A schematic overview describing the microchip methodology for antigen discovery. Image Credit: ACS Nano, 2021, DOI: 10.1021/acsnano.1c04371
It is important to mention, that even though PeptiCHIP technology can assist with the identification of tumor immunopeptidome, the captured peptides still require mass-spectrometry analysis and further in vitro tests for the antigen validation. Additionally, MHC-I complex presents not only tumor-specific antigens (also referred as “neoantigens”) but the soup of various peptides, meaning that PeptiCHIP would capture the wide set of irrelevant for immunotherapy peptides which then need to be excluded by the bioinformatic analysis. Overall, the technology is still to be validated for the clinical samples, which is the next milestone for ValoTx.

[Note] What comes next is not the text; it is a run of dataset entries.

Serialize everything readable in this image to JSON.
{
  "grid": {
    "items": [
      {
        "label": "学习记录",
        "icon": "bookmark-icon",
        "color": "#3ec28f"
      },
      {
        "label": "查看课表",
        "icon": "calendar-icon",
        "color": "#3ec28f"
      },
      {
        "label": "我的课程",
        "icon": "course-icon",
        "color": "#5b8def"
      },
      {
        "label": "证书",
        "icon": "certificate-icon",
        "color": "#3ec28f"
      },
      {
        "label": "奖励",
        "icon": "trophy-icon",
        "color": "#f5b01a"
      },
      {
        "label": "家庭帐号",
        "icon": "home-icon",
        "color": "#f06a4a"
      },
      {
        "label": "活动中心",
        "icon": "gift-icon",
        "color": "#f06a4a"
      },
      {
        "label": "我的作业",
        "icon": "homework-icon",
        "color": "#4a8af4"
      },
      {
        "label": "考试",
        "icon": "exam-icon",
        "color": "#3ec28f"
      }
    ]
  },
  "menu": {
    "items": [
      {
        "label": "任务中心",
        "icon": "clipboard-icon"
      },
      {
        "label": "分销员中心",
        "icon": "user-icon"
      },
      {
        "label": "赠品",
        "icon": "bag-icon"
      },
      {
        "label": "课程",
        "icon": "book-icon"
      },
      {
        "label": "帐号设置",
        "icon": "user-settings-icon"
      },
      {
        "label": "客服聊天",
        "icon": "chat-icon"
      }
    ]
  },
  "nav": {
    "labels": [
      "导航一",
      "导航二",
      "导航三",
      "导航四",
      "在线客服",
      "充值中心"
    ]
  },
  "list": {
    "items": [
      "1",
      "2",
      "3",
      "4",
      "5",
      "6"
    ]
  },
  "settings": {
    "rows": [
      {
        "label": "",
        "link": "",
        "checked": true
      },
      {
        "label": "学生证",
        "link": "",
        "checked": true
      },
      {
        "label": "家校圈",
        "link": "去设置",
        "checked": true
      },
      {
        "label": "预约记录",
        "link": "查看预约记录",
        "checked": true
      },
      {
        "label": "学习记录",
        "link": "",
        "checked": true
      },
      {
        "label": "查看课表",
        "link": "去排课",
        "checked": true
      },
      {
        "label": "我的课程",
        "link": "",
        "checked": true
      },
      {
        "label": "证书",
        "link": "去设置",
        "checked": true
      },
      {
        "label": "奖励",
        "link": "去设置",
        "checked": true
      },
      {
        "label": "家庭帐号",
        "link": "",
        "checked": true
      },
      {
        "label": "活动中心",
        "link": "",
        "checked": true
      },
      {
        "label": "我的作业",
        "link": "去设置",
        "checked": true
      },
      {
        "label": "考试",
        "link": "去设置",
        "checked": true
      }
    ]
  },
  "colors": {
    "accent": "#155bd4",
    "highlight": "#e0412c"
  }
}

To zoom out, the immunopeptidome study used by PeptiCHIP is one of the antigen-identification strategies, which is generally not widely used for the neoantigen identification. It can have some advantages by showing the fraction of already presented peptides on the cell surface, but defining their exclusive specificity for the cancer cells is a remaining challenge.
The most common strategy for neoantigen identification remains to be DNA and RNA sequencing, providing the information about tumor-specific mutations, followed by the prioritization of those which are more likely to be recognized with the immune system. This requires the heavy computational data processing and machine learning approaches, as it was summed up in a recent Nature paper, but at the same time it reveals the valuable sequence-specific insights, unavailable with alternative methods.